The score was as much curated as written. Blumberg travelled the world recording hand-picked musicians – the trumpeter Axel Dörner in Berlin, the pianist Sophie Agnel in Paris, the multi-instrumentalist Simon Sieger in Budapest, Erasure’s Vince Clarke in New York, the saxophonist Evan Parker and the pianist John Tilbury in Kent. Tilbury, 89, plays accompanied by falling rain. That would have been a distraction for many composers, but Blumberg saw it as an asset. He even miked up Tilbury, so you could hear him breathing and writing notes on his stave. As the film is about the act of creation, so is the music.
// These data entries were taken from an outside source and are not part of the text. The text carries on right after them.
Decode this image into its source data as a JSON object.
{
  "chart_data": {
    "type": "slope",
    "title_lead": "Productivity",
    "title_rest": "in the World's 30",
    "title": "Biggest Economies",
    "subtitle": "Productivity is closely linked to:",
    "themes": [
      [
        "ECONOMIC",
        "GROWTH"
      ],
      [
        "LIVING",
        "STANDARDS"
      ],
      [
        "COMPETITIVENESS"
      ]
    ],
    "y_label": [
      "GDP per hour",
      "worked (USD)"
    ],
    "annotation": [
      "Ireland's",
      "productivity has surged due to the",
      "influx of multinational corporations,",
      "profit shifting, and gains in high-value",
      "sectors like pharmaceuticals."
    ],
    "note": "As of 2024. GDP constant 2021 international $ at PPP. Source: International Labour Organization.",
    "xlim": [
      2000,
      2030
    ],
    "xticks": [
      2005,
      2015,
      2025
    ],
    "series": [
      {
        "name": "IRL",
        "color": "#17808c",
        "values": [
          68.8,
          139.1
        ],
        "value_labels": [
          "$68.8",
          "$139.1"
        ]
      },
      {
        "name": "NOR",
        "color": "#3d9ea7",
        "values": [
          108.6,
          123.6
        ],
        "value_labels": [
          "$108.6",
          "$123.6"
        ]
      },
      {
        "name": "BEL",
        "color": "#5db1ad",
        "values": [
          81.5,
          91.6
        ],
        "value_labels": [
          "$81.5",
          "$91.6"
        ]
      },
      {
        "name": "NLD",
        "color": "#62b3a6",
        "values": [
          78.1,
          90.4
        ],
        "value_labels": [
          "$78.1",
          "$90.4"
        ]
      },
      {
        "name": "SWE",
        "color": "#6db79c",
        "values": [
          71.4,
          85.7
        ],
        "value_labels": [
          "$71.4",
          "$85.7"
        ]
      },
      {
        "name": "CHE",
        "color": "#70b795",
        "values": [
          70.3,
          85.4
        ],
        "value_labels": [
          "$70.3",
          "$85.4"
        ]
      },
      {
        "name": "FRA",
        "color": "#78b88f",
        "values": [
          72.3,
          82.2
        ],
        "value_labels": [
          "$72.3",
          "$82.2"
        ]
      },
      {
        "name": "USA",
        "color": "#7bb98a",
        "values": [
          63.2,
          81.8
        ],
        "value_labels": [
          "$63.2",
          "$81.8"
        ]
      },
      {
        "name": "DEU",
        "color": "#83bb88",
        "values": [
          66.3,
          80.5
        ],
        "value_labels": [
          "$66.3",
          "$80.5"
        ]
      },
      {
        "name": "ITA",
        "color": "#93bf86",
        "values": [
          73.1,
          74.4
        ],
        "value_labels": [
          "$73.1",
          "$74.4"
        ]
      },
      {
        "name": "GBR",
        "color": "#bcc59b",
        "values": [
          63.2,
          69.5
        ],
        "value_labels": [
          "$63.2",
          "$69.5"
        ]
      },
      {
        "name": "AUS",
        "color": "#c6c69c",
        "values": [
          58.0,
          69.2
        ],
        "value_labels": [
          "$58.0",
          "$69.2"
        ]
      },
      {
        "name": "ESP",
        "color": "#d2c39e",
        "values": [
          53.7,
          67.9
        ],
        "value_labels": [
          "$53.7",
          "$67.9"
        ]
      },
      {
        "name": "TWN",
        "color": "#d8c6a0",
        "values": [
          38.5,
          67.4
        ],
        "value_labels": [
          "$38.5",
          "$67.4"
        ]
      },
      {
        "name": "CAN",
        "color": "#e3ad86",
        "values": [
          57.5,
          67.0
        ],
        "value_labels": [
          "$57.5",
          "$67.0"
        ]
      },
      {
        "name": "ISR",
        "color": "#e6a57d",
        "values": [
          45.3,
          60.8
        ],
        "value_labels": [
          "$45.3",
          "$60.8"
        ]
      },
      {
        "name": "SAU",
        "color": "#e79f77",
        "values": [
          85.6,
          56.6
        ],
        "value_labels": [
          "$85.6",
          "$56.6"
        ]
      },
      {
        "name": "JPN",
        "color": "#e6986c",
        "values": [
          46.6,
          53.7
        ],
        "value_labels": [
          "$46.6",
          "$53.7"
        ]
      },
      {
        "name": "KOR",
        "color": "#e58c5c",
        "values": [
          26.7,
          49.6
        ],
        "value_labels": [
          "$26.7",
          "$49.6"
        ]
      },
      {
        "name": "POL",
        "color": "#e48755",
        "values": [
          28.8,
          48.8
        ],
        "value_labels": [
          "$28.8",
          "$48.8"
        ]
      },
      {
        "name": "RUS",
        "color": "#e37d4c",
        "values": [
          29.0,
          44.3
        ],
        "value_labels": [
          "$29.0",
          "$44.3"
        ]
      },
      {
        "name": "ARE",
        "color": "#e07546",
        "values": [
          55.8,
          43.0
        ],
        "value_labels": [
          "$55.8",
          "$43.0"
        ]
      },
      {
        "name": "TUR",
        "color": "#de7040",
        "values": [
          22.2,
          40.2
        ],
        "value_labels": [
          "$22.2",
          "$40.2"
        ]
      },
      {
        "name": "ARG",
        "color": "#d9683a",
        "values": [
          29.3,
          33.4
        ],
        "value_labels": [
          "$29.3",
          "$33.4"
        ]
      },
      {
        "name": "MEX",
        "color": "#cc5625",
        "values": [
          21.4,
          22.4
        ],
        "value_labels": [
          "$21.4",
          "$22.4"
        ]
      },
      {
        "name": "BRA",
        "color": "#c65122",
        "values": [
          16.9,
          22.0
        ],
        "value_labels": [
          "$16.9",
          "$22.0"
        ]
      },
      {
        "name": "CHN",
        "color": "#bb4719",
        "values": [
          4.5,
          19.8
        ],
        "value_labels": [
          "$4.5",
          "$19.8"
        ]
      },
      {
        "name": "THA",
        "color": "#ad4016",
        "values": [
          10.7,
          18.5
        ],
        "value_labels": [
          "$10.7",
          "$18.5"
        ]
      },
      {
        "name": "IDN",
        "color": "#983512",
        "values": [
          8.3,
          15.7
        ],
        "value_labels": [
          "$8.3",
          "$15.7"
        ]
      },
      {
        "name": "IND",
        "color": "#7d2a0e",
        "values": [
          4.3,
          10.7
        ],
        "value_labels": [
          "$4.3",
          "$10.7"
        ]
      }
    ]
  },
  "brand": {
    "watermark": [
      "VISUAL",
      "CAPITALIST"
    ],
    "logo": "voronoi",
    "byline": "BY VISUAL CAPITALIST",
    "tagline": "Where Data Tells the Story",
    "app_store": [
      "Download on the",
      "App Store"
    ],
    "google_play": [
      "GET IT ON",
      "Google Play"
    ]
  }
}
I ask Blumberg if he enjoyed all the Oscar razzmatazz. Daft question, really. He laughs and tells me of the five times The Brutalist team had to visit LA in the awards season. “The film company had booked all these Q&As for me and after the first one they said I was so shit at them I shouldn’t do any more. They said it in a passive way: ‘Is Daniel too tired to do the Q&A tomorrow?’ And I was like: ‘I think I’m going to sleep tonight, so I’ll be fine.’” At that point, they just came straight out with it. “They said my body language was really bad and it looked like I didn’t want to be there.”

He tells me how big names in the industry came up to him and punched him on the shoulder by way of congratulation after his win. He had to be told they were big names. By the end of the evening, he felt thoroughly battered. Then there was the advice. People told him that now he had won an Oscar he should do a big-budget Hollywood movie and rake it in. He was horrified.

It was a great experience, but he was relieved to return to Hackney, stick the Oscar on the shelf and get back to work. He is now composing a score for Fastvold’s next film. On his first night back, he turned up at Cafe Oto. It was packed with friends, fellow musicians, people with a sense of common purpose. After the “madness of Hollywood”, he says, it was heaven.